Я писал тогда: «Последние месяцы я занят изнурительным занятием: езжу по различным областям, находящимся в непосредственном соседстве с Германией… Можно долго глядеть на змею и остаться в своем уме: если змея проглатывает кролика - это, в конечном счете, обед. Но нельзя долго глядеть на кролика: остановившиеся глаза способны заразить безумием даже человека с воловьими нервами…»
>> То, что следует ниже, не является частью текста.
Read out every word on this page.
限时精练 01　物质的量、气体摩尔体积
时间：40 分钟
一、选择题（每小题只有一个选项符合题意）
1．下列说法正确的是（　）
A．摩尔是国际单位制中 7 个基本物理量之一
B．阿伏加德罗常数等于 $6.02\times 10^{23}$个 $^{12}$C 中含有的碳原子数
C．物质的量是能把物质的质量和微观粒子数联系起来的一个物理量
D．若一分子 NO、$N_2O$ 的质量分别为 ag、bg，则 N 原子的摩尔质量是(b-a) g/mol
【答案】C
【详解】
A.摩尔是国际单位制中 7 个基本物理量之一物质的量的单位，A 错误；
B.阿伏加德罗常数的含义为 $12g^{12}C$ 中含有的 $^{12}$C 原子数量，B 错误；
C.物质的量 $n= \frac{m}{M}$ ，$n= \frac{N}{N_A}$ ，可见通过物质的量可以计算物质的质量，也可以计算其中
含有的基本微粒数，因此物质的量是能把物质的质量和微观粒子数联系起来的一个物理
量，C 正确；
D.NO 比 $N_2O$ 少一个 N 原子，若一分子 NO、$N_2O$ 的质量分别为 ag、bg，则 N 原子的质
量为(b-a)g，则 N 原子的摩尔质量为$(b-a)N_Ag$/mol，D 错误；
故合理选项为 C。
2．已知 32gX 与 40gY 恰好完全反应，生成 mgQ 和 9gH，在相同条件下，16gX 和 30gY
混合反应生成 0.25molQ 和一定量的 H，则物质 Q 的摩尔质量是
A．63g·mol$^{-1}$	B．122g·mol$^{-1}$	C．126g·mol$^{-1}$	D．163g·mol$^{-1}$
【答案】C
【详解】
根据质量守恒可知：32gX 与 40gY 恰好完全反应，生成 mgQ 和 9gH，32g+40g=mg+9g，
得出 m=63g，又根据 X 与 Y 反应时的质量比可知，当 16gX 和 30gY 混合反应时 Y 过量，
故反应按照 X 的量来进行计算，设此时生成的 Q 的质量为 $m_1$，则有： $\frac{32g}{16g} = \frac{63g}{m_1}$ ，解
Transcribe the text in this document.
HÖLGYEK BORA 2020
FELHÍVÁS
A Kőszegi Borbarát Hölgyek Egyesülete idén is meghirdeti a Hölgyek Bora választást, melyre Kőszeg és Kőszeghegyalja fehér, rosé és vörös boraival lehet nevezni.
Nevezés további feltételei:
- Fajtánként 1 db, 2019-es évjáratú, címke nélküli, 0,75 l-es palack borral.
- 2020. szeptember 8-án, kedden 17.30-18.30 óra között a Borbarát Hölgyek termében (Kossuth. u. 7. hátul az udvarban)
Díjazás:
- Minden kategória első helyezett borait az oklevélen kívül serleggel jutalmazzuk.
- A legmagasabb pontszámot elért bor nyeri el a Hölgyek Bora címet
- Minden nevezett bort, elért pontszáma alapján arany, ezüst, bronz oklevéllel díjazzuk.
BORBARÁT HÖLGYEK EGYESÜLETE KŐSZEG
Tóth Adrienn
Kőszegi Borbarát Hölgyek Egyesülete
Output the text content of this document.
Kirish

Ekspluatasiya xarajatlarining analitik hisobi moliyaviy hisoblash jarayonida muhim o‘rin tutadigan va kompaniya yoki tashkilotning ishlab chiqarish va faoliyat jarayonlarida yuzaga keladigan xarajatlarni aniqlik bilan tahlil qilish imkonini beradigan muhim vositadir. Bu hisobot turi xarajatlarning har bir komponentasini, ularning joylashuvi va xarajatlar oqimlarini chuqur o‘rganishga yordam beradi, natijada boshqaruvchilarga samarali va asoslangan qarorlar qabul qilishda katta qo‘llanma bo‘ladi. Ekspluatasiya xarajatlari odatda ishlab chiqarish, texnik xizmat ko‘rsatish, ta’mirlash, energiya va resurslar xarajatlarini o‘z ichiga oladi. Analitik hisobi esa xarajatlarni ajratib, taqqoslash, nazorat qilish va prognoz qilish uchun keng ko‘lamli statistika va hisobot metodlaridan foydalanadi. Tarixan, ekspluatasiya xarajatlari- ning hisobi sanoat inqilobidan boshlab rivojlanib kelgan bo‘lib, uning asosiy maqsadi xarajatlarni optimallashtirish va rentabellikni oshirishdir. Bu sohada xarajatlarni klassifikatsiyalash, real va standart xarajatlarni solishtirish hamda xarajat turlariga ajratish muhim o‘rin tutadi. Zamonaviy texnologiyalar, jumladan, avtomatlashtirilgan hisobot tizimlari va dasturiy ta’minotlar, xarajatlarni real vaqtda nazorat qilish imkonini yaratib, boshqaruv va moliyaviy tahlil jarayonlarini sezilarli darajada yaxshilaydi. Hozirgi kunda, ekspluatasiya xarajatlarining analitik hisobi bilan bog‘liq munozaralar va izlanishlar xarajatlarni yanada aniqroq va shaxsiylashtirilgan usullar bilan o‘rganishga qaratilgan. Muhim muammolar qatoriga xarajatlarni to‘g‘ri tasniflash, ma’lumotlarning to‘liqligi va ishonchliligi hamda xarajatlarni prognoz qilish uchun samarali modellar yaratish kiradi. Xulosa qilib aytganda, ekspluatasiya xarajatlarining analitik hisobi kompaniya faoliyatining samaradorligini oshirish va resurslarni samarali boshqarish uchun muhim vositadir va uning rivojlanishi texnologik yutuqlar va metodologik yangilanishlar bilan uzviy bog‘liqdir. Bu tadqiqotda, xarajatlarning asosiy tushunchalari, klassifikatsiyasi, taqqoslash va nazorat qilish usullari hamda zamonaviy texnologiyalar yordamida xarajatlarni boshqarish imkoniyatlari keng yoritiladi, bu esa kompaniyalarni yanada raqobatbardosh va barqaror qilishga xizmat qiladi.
Осенью 1961 года в Риме состоялась встреча «Круглого стола». Мы пытались убедить наших западных коллег, что нельзя вооружать вчерашних эсэсовцев. В один из вечеров итальянские друзья показали нам документальный фильм - историю фашизма. Дуче на балконе подымал руку и фиглярствовал, как дурной захолустный актер. Умирали люди в Абиссинии. Рушились дома Мадрида. Несли мертвых детей. По улицам Праги маршировали нацисты. Гитлер, узнав, что Франция капитулировала, хлопал себя по животу. Русские пленные умирали в концлагерях. Еврейских девушек вели в газовые камеры… Потом была победа, и вот снова на экране буянят недобитые фашисты, снова умирает итальянский подросток. Сказка все еще не досказана. Я глядел на экран и вдруг подумал: да ведь это история моей жизни! Сорок лет прошли под знаком зверств, войн, погромов, концлагерей. Пушкин когда-то писал: «Мы рождены для вдохновенья, для звуков сладких и молитв». Наверно, и тогда это было только мечтой: Рылеева повесили, Кюхля изнывал в ссылке. Да и сам Пушкин умер рано навязанной ему смертью. Но хоть помечтать он мог…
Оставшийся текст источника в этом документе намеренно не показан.